Alors que les saisonniers sont en train de vivre leur pire année, le manque de considération à leur égard pourrait inciter certains à changer de profession, ce qui n’est jamais simple, en vue d’une situation à terme plus stable. « En précarisant autant ces travailleurs, on va vers une déprofessionnalisation de certains métiers, qui nécessitent pourtant des compétences particulières, et une désertification des régions où ils sont employés », alerte Éric Becker. Dans ses repères revendicatifs, la CGT envisage des améliorations pour remettre de la cohérence à ce contrat.

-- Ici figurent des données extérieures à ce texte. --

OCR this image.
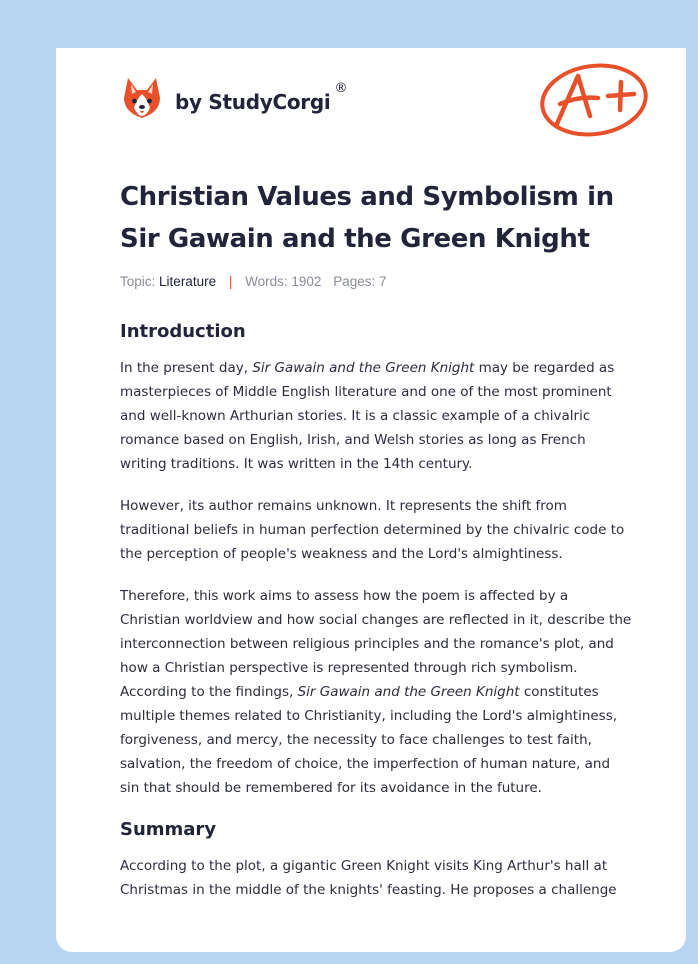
by StudyCorgi
®
Christian Values and Symbolism in
Sir Gawain and the Green Knight
Topic: Literature | Words: 1902 Pages: 7
Introduction

In the present day, Sir Gawain and the Green Knight may be regarded as masterpieces of Middle English literature and one of the most prominent and well-known Arthurian stories. It is a classic example of a chivalric romance based on English, Irish, and Welsh stories as long as French writing traditions. It was written in the 14th century.

However, its author remains unknown. It represents the shift from traditional beliefs in human perfection determined by the chivalric code to the perception of people's weakness and the Lord's almightiness.

Therefore, this work aims to assess how the poem is affected by a Christian worldview and how social changes are reflected in it, describe the interconnection between religious principles and the romance's plot, and how a Christian perspective is represented through rich symbolism. According to the findings, Sir Gawain and the Green Knight constitutes multiple themes related to Christianity, including the Lord's almightiness, forgiveness, and mercy, the necessity to face challenges to test faith, salvation, the freedom of choice, the imperfection of human nature, and sin that should be remembered for its avoidance in the future.

Summary

According to the plot, a gigantic Green Knight visits King Arthur's hall at Christmas in the middle of the knights' feasting. He proposes a challenge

Cela passe tout d’abord par une meilleure définition juridique de la saisonnalité « avec des motifs strictement limités et identifiés par catégories d’entreprises, et non uniquement en référence aux usages d’un secteur ». Par ailleurs, pour lutter contre les abus des employeurs, le ministère du Travail doit veiller à ce que ces contrats soient limités aux seuls secteurs « nécessitant un surcroît d’activité ». Enfin, les exonérations sociales doivent cesser pour que « le contrat à temps plein et à durée indéterminée soit la norme ».
Il y a encore du boulot pour que les droits sociaux de ces salariés soient garantis. C’est pourtant une urgence, faute de quoi, les travailleurs saisonniers finiront broyés par la précarité.